MSDN Documentation

Microsoft Developer Network

SQL Functions: A Comprehensive Guide

Functions are powerful tools in SQL that allow you to perform calculations, manipulate data, and return a single value. They enhance code reusability and modularity, making your SQL scripts cleaner and more efficient.

Types of SQL Functions

SQL functions can be broadly categorized into several types:

Scalar Functions

Scalar functions return a single value based on the input. These are the most common types of functions.

  • String Functions: Manipulate string data (e.g., UPPER(), LOWER(), SUBSTRING(), LENGTH()).
  • Numeric Functions: Perform mathematical operations (e.g., ABS(), ROUND(), CEILING(), FLOOR()).
  • Date and Time Functions: Work with date and time values (e.g., GETDATE(), DATEPART(), DATEDIFF(), DATEADD()).
  • Aggregate Functions: Operate on a set of rows and return a single value (e.g., COUNT(), SUM(), AVG(), MIN(), MAX()).
  • System Functions: Provide information about the database or system (e.g., DB_NAME(), HOST_NAME()).
  • Conversion Functions: Convert values from one data type to another (e.g., CAST(), CONVERT()).

Table-Valued Functions (TVFs)

Table-valued functions return a table as their result set. They are similar to views but can accept parameters and contain complex logic.

  • Inline TVFs: Contain a single statement that returns a table.
  • Multi-statement TVFs: Can contain multiple SQL statements to build the result table.

Creating User-Defined Functions (UDFs)

You can create your own functions to encapsulate specific logic that you use frequently.

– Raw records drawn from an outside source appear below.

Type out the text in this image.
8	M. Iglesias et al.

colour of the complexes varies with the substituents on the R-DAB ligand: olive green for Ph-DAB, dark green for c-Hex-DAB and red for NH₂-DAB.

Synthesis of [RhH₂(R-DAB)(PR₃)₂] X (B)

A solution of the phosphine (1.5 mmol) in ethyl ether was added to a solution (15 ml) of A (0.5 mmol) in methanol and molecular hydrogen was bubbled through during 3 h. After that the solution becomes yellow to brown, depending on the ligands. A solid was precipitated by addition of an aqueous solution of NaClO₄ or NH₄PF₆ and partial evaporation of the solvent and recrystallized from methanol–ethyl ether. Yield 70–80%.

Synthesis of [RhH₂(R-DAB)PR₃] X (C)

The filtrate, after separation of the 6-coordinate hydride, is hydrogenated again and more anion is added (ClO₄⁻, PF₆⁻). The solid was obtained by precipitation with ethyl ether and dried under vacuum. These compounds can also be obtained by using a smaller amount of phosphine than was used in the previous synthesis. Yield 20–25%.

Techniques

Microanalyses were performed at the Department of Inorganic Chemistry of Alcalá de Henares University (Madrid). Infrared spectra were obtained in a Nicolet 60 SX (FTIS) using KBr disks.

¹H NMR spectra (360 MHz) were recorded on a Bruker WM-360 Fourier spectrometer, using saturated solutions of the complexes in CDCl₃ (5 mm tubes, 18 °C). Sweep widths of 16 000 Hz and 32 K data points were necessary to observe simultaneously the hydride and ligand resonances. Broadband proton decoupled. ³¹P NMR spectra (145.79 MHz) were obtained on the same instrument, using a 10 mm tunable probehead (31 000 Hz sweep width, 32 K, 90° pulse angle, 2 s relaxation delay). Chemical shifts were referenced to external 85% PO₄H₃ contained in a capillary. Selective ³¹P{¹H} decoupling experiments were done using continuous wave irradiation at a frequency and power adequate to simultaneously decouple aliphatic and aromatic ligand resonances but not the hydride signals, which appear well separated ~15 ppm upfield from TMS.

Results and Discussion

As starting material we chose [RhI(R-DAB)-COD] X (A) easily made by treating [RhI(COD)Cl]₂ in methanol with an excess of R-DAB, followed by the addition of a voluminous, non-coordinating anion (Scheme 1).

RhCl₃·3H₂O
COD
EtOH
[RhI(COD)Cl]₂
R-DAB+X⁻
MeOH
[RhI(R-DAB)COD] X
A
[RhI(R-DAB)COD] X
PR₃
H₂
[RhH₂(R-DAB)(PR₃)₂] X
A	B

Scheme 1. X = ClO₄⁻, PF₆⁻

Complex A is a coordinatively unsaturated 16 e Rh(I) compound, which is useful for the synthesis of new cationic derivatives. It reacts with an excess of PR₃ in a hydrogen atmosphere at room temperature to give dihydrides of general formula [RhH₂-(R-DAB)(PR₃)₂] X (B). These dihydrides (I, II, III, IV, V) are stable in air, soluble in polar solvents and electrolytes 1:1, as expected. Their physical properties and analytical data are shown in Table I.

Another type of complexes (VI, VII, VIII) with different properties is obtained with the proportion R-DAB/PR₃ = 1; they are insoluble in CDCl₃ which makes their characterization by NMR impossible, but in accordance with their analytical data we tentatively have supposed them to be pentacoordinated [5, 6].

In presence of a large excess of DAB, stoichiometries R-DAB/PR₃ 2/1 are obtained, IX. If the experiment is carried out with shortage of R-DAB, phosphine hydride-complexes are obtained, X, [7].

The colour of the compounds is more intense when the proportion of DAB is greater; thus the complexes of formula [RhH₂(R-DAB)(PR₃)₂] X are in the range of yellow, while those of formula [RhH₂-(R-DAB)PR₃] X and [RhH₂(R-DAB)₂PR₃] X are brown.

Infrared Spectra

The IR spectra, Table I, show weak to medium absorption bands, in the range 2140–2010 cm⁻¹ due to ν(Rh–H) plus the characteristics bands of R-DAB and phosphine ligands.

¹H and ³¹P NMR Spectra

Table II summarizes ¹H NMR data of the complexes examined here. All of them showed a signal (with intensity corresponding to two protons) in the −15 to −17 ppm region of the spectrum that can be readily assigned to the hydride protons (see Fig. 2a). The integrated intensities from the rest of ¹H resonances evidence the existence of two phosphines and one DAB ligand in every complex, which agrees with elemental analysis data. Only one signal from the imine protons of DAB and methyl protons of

This is a core aspect of extending SQL capabilities.

Scalar UDFs

Used when you need to compute and return a single value.

CREATE FUNCTION dbo.CalculateTax
(
    @Amount DECIMAL(18, 2),
    @TaxRate DECIMAL(5, 2)
)
RETURNS DECIMAL(18, 2)
AS
BEGIN
    RETURN @Amount * @TaxRate / 100.0;
END;

Usage:

SELECT dbo.CalculateTax(100.00, 5.0) AS TaxAmount;

Inline Table-Valued Functions (ITVF)

Efficient for returning tabular data based on parameters.

CREATE FUNCTION dbo.GetProductsByCategory
(
    @CategoryID INT
)
RETURNS TABLE
AS
RETURN
(
    SELECT ProductID, ProductName, UnitPrice
    FROM Products
    WHERE CategoryID = @CategoryID
);

Usage:

SELECT * FROM dbo.GetProductsByCategory(3);

Multi-Statement Table-Valued Functions (MSTVF)

Provide more flexibility for complex data manipulation before returning a table.

CREATE FUNCTION dbo.GetEmployeeSalesSummary
(
    @StartDate DATE,
    @EndDate DATE
)
RETURNS @SalesSummary TABLE
(
    EmployeeID INT PRIMARY KEY,
    TotalSales DECIMAL(18, 2)
)
AS
BEGIN
    INSERT INTO @SalesSummary (EmployeeID, TotalSales)
    SELECT
        e.EmployeeID,
        SUM(od.Quantity * od.UnitPrice) AS TotalSales
    FROM Employees AS e
    JOIN Orders AS o ON e.EmployeeID = o.EmployeeID
    JOIN [Order Details] AS od ON o.OrderID = od.OrderID
    WHERE o.OrderDate BETWEEN @StartDate AND @EndDate
    GROUP BY e.EmployeeID;
    RETURN;
END;

Usage:

SELECT * FROM dbo.GetEmployeeSalesSummary('2023-01-01', '2023-12-31');

Best Practices for Using Functions

  • Performance: Be mindful of performance, especially with UDFs that are called for every row in a large dataset. Scalar UDFs can sometimes hinder query optimization.
  • Readability: Use functions to break down complex logic into manageable, reusable units.
  • Determinism: Understand whether your functions are deterministic (always return the same result for the same input) or non-deterministic, as this can affect indexing and caching.
  • Error Handling: Implement appropriate error handling within your UDFs.

Common Built-in Functions

Here are some widely used built-in functions:

  • COUNT(*)
    Counts the number of rows in a result set.
  • SUM(column)
    Calculates the sum of values in a numeric column.
  • AVG(column)
    Computes the average of values in a numeric column.
  • GETDATE()
    Returns the current system date and time.
  • CONVERT(data_type, expression)
    Converts an expression from one data type to another.
  • ISNULL(check_expression, replacement_value)
    Replaces NULL values with a specified replacement value.